OutKast: Idlewild

Hip-hop’s clown princes finally go gangsta: 1930s style. Roddy Woomble not involved

Of all the entries in The Bumper Book Of Hip-Hop Clichés (the clothing line, the Mini-Me, the Phil Collins cover…) the riskiest must surely be the vanity movie. Do it well and you offer your fans a life-affirming insight into your salvation through music while building further your international super-brand (before ballsing it all up with a Phil Collins cover). Do it badly and all you do is prove that the onset of egomania has reached pathological levels.

Of course, the disclaimer at the end of the book notes that things are never quite that simple with OutKast. Sure, Big Boi and André 3000 have always blinged with the best of them, but they’ve always done so to the beat of invention and adventure.
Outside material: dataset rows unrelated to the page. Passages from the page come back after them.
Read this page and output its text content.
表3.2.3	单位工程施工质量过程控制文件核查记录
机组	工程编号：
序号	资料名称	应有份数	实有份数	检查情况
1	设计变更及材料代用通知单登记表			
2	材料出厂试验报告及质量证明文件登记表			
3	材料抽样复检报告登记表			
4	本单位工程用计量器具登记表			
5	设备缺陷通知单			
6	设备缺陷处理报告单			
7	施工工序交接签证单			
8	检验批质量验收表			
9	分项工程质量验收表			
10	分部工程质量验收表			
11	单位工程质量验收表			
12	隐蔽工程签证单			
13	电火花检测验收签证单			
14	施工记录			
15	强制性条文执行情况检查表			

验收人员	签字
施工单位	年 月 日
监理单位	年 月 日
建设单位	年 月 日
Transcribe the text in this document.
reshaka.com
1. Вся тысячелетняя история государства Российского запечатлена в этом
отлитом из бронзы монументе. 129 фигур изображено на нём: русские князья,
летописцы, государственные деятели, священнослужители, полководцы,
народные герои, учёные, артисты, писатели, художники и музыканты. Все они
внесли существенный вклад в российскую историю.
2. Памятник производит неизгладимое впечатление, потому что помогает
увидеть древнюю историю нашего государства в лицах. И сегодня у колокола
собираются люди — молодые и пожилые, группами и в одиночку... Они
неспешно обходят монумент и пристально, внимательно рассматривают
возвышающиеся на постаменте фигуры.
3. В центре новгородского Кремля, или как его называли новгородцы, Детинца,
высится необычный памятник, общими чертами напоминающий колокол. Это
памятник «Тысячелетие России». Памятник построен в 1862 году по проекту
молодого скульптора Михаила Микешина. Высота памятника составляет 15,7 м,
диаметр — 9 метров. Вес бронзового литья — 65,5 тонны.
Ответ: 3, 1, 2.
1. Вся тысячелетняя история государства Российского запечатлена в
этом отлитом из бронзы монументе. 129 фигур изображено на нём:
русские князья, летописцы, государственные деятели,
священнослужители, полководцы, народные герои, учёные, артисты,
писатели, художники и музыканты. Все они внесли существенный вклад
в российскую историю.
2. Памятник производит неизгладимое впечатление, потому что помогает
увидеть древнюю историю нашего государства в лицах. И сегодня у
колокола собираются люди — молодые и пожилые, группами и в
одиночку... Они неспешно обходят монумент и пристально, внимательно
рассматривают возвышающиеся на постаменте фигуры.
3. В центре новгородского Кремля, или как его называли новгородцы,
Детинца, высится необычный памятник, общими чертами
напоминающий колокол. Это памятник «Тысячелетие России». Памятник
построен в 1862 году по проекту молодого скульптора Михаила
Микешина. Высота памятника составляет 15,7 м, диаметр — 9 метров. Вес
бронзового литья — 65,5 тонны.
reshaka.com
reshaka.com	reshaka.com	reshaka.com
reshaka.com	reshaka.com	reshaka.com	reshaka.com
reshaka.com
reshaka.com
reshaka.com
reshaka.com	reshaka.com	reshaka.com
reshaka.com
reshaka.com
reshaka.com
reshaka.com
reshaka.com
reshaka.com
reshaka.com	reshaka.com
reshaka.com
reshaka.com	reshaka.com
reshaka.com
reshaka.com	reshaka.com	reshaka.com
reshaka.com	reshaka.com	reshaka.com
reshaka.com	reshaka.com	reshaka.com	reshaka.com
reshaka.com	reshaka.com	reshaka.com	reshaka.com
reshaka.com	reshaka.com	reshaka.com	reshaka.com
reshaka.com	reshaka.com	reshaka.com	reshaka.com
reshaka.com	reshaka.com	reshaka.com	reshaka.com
It’s like, when they hit proper commercial paydirt with ‘Ms Jackson’, they decided that phase one of their career was over and anything they did next had to have a purpose, over and above simply being the best in the world at psychedelic hip-hop. Ergo, with hindsight the ‘Speakerboxxx/The Love Below’ project looks less like two distant megastars unable to work together and more like a well thought-out experiment to find what would happen if they made a record in two halves. And that went so well they now face the added challenge of following up ‘Hey Ya!’ – the most ubiquitous pop single in living memory.

It’s this thirst for adventure that brings us to ‘Idlewild’: a movie and soundtrack. Kind of. Things are, remember, never quite that simple with OutKast. But there is a film, and in it André 3000 and Big Boi play roundabout versions of themselves, only re-imagined as speakeasy musicians in the prohibition era Deep South, with a 1930s jazz and swing soundtrack to match. This way they get to work their acting glands, get a whole new musical genre to play with and live out some good, old-fashioned gangster-rap fantasies without ever having to get pistol-whipped for real. Genius!

Big Boi and Dré’s Rooster and Percival are two childhood friends from opposite sides of the tracks – the sons of a moonshine bootlegger and a mortician, respectively. The only thing they have in common is, you guessed it, their music – and it stays with them all their lives, obviously. Rooster ends up managing and playing in a speakeasy called The Church (“because it was anything but…”), where he employs Percival – still sprucing up stiffs under his father’s thumb – as a night-time pianist. Before long they’re caught up in nefarious gangster antics and their friendship is put to the ultimate test. It’s a colourful MTV romp that ultimately frustrates by never getting quite hyper-surreal enough. You imagine an OutKast movie would be a bonkers Moulin Rouge!-style musical fantasy, yet every time it gets there, director Bryan Barber shifts back into buddy movie mode, and played straight, it just isn’t quite good enough to stand up alongside real-world Hollywood.

So much for the film, then. You’d call the album its soundtrack if the best tracks from the movie (‘Take Off Your Cool’, ‘She Lives In My Lap’) didn’t actually feature on ‘The Love Below’ and if the best of the 25 tracks on ‘Idlewild’ actually featured in the film. There was talk for a while of both an ‘Idlewild’ soundtrack and a new OutKast album. The breadth of material here suggests they’ve stuck it all out together, which leads to one slightly confusing whole. Underwhelming lead single ‘Mighty O’ is nowhere near the movie, while southern-fried follow-up ‘Morris Brown’ could feature on pretty much any OutKast release to date. But don’t worry, there’s loads of smashes too: Big Boi’s catchy soul jam ‘N2U’ is straightforward R&B, while ‘Chronomentrophobia’ (the fear of clocks, fact fans) is a vintage slab of low-slung hip-hop with Dré rhyming on full pelt. What’s more, ‘When I Look In Your Eyes’, Dré’s jaunty piano jam and Percival’s song of redemption at the end of the movie, will be their new ‘Hey Ya!’ whether they like it or not.

They also leave plenty of highlights for the guests: ‘Hollywood Divorce’ pitches an unsettling army of sirens against Snoop Dogg rapping portentously about broken homes, while ‘Mutron Angel’ – a devastating protest song-cum-trip-hop experiment, led by soul singer Whild Peach – could be the most beautiful thing here.It’s all a lot to get your head around. OutKast have set themselves up for a concept album only to abandon the concept whenever they get bored. Luckily, they’ve built in their own get-out clause. If the only charge you can level at ‘Idlewild’ is that it’s a bit long and uneven and self-indulgent… well hello, this is their jazz album! That’s what jazz is like! You still couldn’t name another artist on the planet who could set themselves such a ridiculous challenge and pull it off with this much pizzazz. In any other hands this would have been a total disaster, but yes, things are never quite that simple with these two. The other thing about Outkast is that even when they make no sense whatsoever, they’re rarely anything less than brilliant.